Big money managers are becoming more cautious on the speed and shape of the economic recovery from COVID-19 lockdowns.

Fourteen percent of fund managers surveyed in July by Bank of America expect a V-shaped recovery from the sharpest economic slowdown of the post-World War II era.

That number is down from 18 percent who expected a sharp climb back once the downturn bottomed out in the prior month. The percentage of investors anticipating a W-shaped recovery, featuring an interrupted rally and a second downturn, rose to 30 percent from 21 percent while those predicting a slower U-shaped recovery ticked up to 44 percent from 43 percent.

While 72 percent of investors foresee stronger global growth, “conviction in strength and duration” of the recovery are low, according to Michael Hartnett, chief investment strategist at Bank of America.

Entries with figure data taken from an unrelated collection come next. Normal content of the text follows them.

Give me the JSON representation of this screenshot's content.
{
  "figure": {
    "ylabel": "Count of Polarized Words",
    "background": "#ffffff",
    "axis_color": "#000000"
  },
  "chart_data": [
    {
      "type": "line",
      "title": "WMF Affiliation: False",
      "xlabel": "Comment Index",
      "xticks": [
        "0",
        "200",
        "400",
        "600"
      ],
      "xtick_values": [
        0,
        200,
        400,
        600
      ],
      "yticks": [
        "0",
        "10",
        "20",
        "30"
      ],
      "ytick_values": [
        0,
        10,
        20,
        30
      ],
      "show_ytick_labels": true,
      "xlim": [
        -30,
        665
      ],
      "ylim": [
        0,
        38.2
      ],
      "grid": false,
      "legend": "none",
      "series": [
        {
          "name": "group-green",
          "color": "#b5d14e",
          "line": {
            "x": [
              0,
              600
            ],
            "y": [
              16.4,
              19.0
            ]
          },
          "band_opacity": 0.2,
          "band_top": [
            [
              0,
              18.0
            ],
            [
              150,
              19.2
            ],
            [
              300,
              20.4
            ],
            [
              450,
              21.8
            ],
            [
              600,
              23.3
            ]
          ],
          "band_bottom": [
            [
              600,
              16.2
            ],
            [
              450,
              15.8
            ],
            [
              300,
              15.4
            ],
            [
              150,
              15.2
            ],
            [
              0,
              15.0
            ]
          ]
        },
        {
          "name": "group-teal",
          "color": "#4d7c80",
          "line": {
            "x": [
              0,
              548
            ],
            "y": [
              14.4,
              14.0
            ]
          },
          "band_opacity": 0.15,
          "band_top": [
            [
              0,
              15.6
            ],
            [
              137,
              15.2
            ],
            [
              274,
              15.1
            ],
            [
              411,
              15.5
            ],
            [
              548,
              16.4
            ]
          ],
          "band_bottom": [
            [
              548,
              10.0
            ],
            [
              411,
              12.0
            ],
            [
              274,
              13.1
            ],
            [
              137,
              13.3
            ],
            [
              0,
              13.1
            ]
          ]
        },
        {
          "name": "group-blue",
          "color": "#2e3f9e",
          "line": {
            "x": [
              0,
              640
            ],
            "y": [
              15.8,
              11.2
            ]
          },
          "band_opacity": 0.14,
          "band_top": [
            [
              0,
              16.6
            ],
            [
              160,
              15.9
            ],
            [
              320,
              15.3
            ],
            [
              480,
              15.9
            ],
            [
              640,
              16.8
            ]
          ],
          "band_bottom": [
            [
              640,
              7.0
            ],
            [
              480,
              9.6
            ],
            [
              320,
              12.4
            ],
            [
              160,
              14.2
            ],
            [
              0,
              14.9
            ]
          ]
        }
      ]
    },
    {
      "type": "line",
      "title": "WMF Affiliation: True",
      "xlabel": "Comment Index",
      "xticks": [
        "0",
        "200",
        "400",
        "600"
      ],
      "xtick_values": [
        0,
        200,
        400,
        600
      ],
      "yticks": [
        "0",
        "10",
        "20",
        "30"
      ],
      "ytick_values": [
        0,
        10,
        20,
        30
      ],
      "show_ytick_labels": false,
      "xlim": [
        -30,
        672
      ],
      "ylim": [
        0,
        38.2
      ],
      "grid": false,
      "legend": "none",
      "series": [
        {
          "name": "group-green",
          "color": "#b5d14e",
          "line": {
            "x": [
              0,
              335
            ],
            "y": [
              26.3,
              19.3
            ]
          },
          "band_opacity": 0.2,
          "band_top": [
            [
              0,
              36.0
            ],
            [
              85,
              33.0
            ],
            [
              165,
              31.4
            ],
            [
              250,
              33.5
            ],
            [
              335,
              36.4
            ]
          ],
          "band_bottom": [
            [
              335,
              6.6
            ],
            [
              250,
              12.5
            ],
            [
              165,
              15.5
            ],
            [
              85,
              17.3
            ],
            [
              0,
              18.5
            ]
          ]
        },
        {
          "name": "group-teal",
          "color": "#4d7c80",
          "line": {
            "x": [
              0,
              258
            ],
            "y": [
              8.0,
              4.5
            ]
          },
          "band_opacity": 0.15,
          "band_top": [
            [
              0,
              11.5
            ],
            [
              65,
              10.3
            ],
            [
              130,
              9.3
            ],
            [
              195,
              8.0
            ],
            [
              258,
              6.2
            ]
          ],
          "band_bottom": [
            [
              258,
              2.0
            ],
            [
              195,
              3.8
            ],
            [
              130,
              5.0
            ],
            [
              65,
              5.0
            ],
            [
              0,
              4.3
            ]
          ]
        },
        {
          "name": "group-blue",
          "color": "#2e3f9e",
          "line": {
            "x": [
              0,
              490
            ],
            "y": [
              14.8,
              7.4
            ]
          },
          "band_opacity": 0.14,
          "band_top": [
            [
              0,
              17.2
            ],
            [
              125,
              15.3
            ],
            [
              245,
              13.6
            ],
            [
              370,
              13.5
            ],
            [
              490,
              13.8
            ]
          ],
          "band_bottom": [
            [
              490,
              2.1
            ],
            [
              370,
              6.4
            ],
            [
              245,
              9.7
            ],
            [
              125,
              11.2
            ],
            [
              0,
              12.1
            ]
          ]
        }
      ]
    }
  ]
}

The Charlotte, North Carolina-based lender surveyed 188 investors with $570 billion in assets under management between July 2 and July 9, a time when the number of new daily COVID-19 infections were at a record high.

The amount of cash investors accumulated rose to 4.9 percent of their portfolios, from 4.7 percent, amid the spike. Fifty-two percent of respondents believed that a second wave of COVID-19 infections is the “biggest tail risk” to markets.

Still, cash levels remained below the 5.9 percent seen in April, which was the highest since the Sept. 11, 2001 terrorist attacks on the U.S.

As big money investors raised cash, they increased their health care allocation to a net 35 percent overweight and technology to a net 42 percent overweight.

Technology was considered to be the “most crowded trade” by a record 74 percent of respondents due to investor positioning and stretched performance. Meanwhile energy and banks, two of the hardest-hit sectors by COVID-19, were considered to be good “contrarian longs,” or bets on growth.

Ahead of the 2020 election, 34 percent of investors said they would likely take no action while 31 percent expected to reduce their risk exposure. Another 15 percent were preparing for increased volatility and 13 percent planned on selling the U.S. dollar.